How do you keep employees happy?
I am sure most people will immediately think of money when asked this question. To me, it's never been about money. Sure, everyone wants to be adequately compensated and certainly I wouldn't volunteer for a pay cut. But it takes more than money to keep a good employee happy. I am careful to qualify that with "good employee" because a bad employee will stick around and take the money. I think a key aspect of what keeps employees happy is how good the daily work experience is (from the employee's perspective). If your employees hate coming to work each day, you can be bet no amount of money will make them happy or keep them from leaving.
Why am I talking about this? Well it occurred to me while riding the Metro to DC (where I am working on a SharePoint implementation project...feel free to Google that..I'll wait). So while on the metro for my 1-hour commute to work, I realized...why the heck am I doing this? The best part of my work day is leaving work for the train ride home. I remembered when I used to work on NASA projects calculating optimum download windows for scientific data from NASA space satellites...when I used to work on a site that the Navy uses to procure billions in service contracts...when I used to work on stuff so cool that I literally came in to work so excited I couldn't sleep...when I came in early, planning to leave early only to have to stay late because what I was working on was just so cool and interesting. Now, I am enduring a 1-hour commute to DC (on my own dime at the rate of $15 per day) to install and configure SharePoint.
Another reason is I just wasn't being put on projects that I wanted to do. SharePoint development is a very marketable and in-demand skill that I happen to have. But it's not what I like to do, at least not in the context of developing intranet sites. I mean, really, where's the fun in developing an intranet? So while it's great that Aquilent is getting more and more SharePoint projects/website development work, it's not in my best interest. It doesn't make me happy and (even worse) it takes me farther and farther away from what I really want to do. At some point this year, something a co-worker said to me caused me to think back to the last time I wrote code. I was shocked to discovered it was more than 1 year ago. In that time, I had been doing SharePoint administration and support.

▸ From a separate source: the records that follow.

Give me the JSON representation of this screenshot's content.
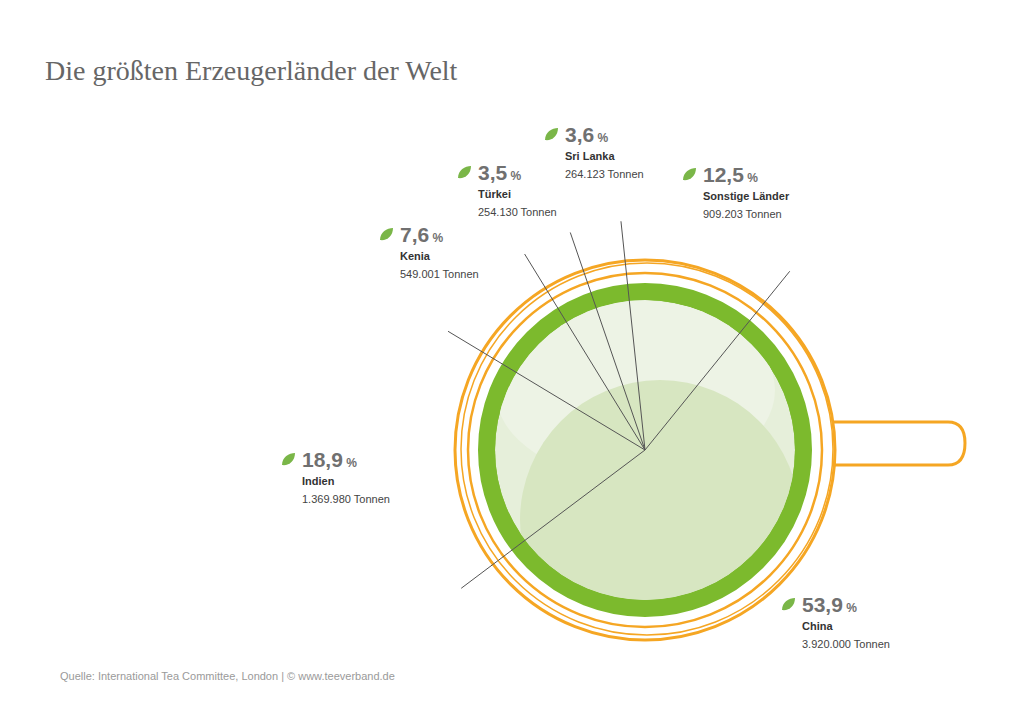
{
  "chart_data": {
    "type": "pie",
    "title": "Die größten Erzeugerländer der Welt",
    "source": "Quelle: International Tea Committee, London | © www.teeverband.de",
    "categories": [
      "China",
      "Indien",
      "Kenia",
      "Türkei",
      "Sri Lanka",
      "Sonstige Länder"
    ],
    "values": [
      53.9,
      18.9,
      7.6,
      3.5,
      3.6,
      12.5
    ],
    "value_labels": [
      "53,9 %",
      "18,9 %",
      "7,6 %",
      "3,5 %",
      "3,6 %",
      "12,5 %"
    ],
    "tonnes_labels": [
      "3.920.000 Tonnen",
      "1.369.980 Tonnen",
      "549.001 Tonnen",
      "254.130 Tonnen",
      "264.123 Tonnen",
      "909.203 Tonnen"
    ],
    "data_labels": true
  }
}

Finally, let me describe an hypothetical situation for you and you tell me what you'll do. Say you have openings for technical leads on 2 projects and you have an in-house resource that has the technical knowledge required on both projects. However, this resource has been an integral part of the first project (in fact, he was 1 of 3 original developers of the project). In addition, this resource has been with the company for 10 years and has indicated that he'll like to work on the first project. So here's the dilemma: you are definitely going to need to hire 1 new person (since you have 2 openings). So do you:
- put the in-house resource on the project he wants, has the technical knowledge for and (very important) the domain knowledge OR
- put the in-house resource on the project he doesn't want; ask him to pay $15 per day to commute to DC and hire someone brand new without domain knowledge for the second project?
If you pick option b, I definitely can't work for or with you. Why lose the domain knowledge of the in-house resource if you don't have to? With option B, you have 2 people on 2 projects that they have no experience in. With option A, you only have 1 person on a new project. To me, this sort of decision is a no-brainer.
So yeah, I can sit around and count the money but the daily experience sucks. What good is getting well paid every 2 weeks when you feel like quitting every single work day? Funny thing is, this is the reason I left Sprint 10 years ago. Back then I asked myself: "Did I spend 4 years in college so I can spend a sizable chunk of my life stuck in beltway traffic?" Today, the question is "Did I spend 4+1 years in college and 10 years working for this company so I can spend 2 hours of each work day of my life commuting to DC? So I can be told to take a pay cut (that's what I think of having to pay $15 to commute to DC)? So I can be put on projects that do not advance my career (along the path that I want)?" The answer to all those is no and thus am leaving Aquilent less than 2 years after writing "Why I am still at Aquilent".